Top Ten Tuesday is a fun weekly meme, hosted by That Artsy Reader Girl. Everyone is welcome to join in the fun.
This week is a freebie, so how about a bit of a shaming to get me to finally read these books?
1. FIREBORNE, by Rosaria Munda
This is one that I got during the summer of 2020, and then leant (before reading) to a friend who was looking for comps for her YA fantasy dragon book.
This book was not read or returned to me until the end of 2021, so in a way, it’s only been unread for so long because I haven’t had it. But, in all honesty, it probably would have stayed unread on my shelves anyway as I’ve been so behind these past few years. Which means I now can’t entirely remember what it’s about, though I am told it’s good.
2. HOUSE OF DRAGONS, by Jessica Cluess
This book had exactly the same journey that the first one did – i.e. leant to that same friend for the same reason and then kept for about 18 months. And then sat on my shelves ever since it was returned.
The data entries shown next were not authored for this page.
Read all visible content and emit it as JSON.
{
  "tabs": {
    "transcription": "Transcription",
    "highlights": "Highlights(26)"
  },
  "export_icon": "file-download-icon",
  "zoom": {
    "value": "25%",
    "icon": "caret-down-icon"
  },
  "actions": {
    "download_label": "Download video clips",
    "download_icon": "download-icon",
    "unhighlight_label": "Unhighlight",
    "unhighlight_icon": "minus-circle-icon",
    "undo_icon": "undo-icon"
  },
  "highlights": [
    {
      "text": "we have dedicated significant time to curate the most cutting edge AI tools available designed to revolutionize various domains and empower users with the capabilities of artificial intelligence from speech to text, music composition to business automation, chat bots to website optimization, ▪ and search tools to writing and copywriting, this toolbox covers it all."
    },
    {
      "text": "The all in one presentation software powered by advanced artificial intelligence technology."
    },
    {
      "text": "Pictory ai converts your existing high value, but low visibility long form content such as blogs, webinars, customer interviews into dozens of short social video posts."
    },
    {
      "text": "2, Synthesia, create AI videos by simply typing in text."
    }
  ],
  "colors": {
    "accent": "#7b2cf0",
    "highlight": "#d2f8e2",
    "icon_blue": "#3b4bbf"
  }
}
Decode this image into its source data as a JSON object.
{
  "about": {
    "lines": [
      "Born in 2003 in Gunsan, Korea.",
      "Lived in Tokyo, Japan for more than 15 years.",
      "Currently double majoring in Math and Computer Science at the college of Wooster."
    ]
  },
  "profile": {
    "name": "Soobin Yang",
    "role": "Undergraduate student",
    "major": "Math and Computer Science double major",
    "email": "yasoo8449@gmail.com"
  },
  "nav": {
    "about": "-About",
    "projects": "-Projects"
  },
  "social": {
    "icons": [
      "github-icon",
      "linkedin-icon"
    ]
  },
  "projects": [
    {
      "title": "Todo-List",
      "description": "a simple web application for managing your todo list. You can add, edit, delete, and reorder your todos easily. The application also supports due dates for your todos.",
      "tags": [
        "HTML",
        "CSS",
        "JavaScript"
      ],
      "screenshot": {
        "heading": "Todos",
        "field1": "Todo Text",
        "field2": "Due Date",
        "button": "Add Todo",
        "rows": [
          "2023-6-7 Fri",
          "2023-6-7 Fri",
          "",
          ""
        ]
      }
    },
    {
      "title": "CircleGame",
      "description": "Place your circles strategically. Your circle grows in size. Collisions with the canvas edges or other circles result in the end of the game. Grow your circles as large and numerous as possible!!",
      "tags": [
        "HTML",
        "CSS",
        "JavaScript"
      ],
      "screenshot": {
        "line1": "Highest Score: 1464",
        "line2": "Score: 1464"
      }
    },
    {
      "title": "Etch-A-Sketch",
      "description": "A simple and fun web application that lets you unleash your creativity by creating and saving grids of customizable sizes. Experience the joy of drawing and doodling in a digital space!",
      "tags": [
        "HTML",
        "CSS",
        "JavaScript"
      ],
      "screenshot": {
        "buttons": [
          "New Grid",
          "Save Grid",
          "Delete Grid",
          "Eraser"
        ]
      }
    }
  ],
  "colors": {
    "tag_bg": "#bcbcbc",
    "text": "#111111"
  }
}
HOUSE OF DRAGONS is the first in a duology, but it looks like the second book isn’t going to be published? I’ve been told it’s brilliant, but that I’ll want the next book when I’m done, and as it looks like that might not happen… well, it’s a pretty good excuse to put it off, if we’re being honest.
3. THE ONCE AND FUTURE KING, by T. H. White
THE ONCE AND FUTURE KING is the classic Arthur retelling (alongside the medieval LE MORT D’ARTHUR, which is also on my shelves.) I like Arthurian mythology. I also like retellings of Arthurian legends, so I figured I ought to read the famous one at some point.
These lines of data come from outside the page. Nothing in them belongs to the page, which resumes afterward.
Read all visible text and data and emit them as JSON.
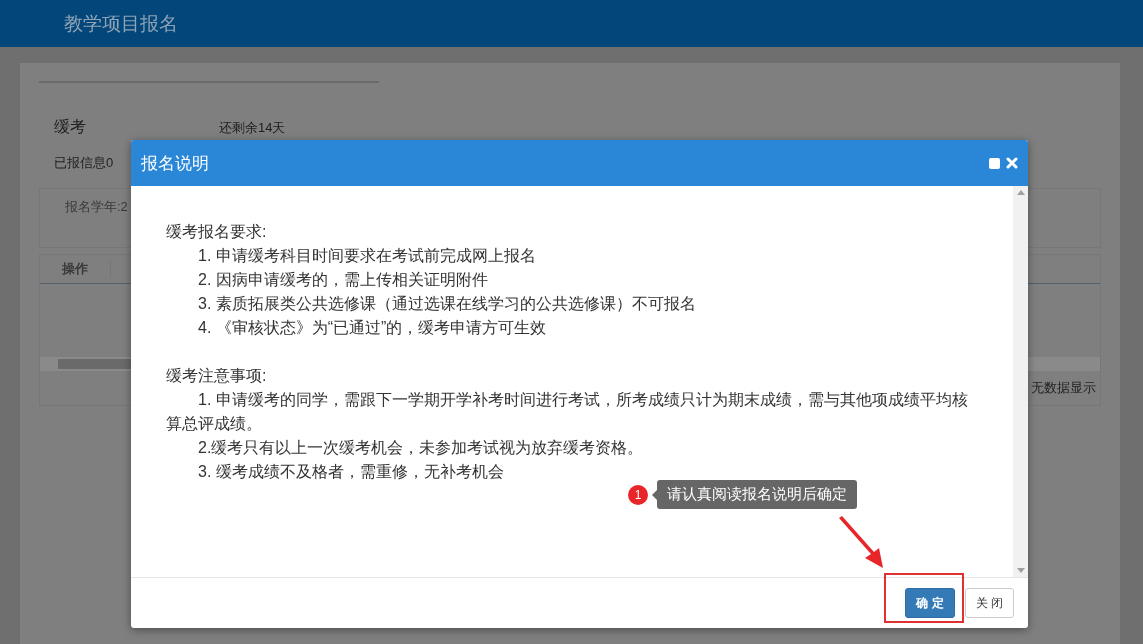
{
  "header": {
    "title": "教学项目报名"
  },
  "background": {
    "section_title": "缓考",
    "remaining": "还剩余14天",
    "reported": "已报信息0",
    "filter_label": "报名学年:2",
    "table": {
      "columns": [
        "操作"
      ],
      "empty_text": "无数据显示"
    }
  },
  "dialog": {
    "title": "报名说明",
    "sections": [
      {
        "heading": "缓考报名要求:",
        "items": [
          "1. 申请缓考科目时间要求在考试前完成网上报名",
          "2. 因病申请缓考的，需上传相关证明附件",
          "3. 素质拓展类公共选修课（通过选课在线学习的公共选修课）不可报名",
          "4. 《审核状态》为“已通过”的，缓考申请方可生效"
        ]
      },
      {
        "heading": "缓考注意事项:",
        "items": [
          "1. 申请缓考的同学，需跟下一学期开学补考时间进行考试，所考成绩只计为期末成绩，需与其他项成绩平均核算总评成绩。",
          "2.缓考只有以上一次缓考机会，未参加考试视为放弃缓考资格。",
          "3. 缓考成绩不及格者，需重修，无补考机会"
        ]
      }
    ],
    "buttons": [
      {
        "label": "确 定",
        "kind": "primary"
      },
      {
        "label": "关 闭",
        "kind": "default"
      }
    ]
  },
  "annotation": {
    "badge": "1",
    "tooltip": "请认真阅读报名说明后确定"
  }
}
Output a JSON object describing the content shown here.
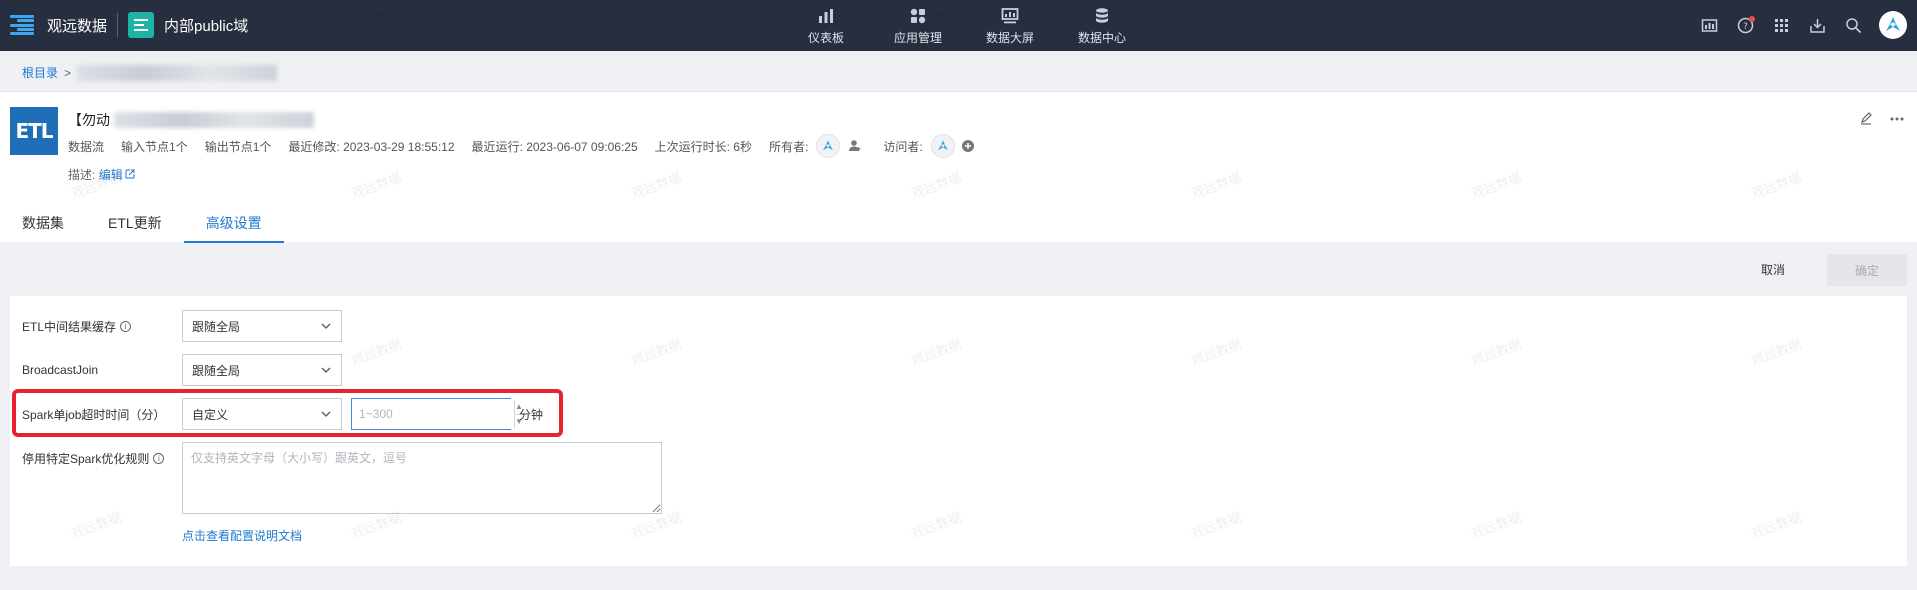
{
  "topbar": {
    "brand_name": "观远数据",
    "domain_name": "内部public域",
    "nav": [
      {
        "label": "仪表板",
        "icon": "bar-chart-icon"
      },
      {
        "label": "应用管理",
        "icon": "app-grid-icon"
      },
      {
        "label": "数据大屏",
        "icon": "screen-icon"
      },
      {
        "label": "数据中心",
        "icon": "database-icon"
      }
    ],
    "tools": [
      "report-icon",
      "help-icon",
      "apps-icon",
      "download-icon",
      "search-icon"
    ]
  },
  "breadcrumb": {
    "root": "根目录",
    "sep": ">"
  },
  "etl": {
    "logo": "ETL",
    "title_prefix": "【勿动",
    "type": "数据流",
    "inputs": "输入节点1个",
    "outputs": "输出节点1个",
    "last_modified_label": "最近修改:",
    "last_modified": "2023-03-29 18:55:12",
    "last_run_label": "最近运行:",
    "last_run": "2023-06-07 09:06:25",
    "duration": "上次运行时长: 6秒",
    "owner_label": "所有者:",
    "visitor_label": "访问者:",
    "desc_label": "描述:",
    "edit_label": "编辑"
  },
  "tabs": [
    {
      "label": "数据集",
      "active": false
    },
    {
      "label": "ETL更新",
      "active": false
    },
    {
      "label": "高级设置",
      "active": true
    }
  ],
  "actions": {
    "cancel": "取消",
    "confirm": "确定"
  },
  "form": {
    "cache_label": "ETL中间结果缓存",
    "cache_value": "跟随全局",
    "broadcast_label": "BroadcastJoin",
    "broadcast_value": "跟随全局",
    "timeout_label": "Spark单job超时时间（分）",
    "timeout_mode": "自定义",
    "timeout_placeholder": "1~300",
    "timeout_unit": "分钟",
    "rules_label": "停用特定Spark优化规则",
    "rules_placeholder": "仅支持英文字母（大小写）跟英文，逗号",
    "doc_link": "点击查看配置说明文档"
  },
  "watermark": "观远数据",
  "colors": {
    "topbar": "#262e3f",
    "accent": "#1e7ad1",
    "highlight": "#e8232f",
    "logo": "#1e6fb7"
  }
}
When I put it onto my TBR, I didn’t realise how thick the book was. Or how many books were in the series. Plus, it’s quite old so I’m not sure how well it will hold up, particularly in regards to the women (I am certain there will be no diversity of any sort too.) And thus it languished.
4. TORN, by Rowenna Miller
The premise of TORN grabbed my attention from the first time I heard about it. Seamstress magic, turning that mundane thing women in classic fantasy always do for the men and making it into something inherently magical and powerful. And exploitable.
This is a US-only book, so tracking it down (after decided I wanted to read it) was very tricky. And then, yeah, I don’t know why I didn’t pick it up immediately. Depending on when you count TBR (decide to read vs get a copy) this has either been on there a year, or several years!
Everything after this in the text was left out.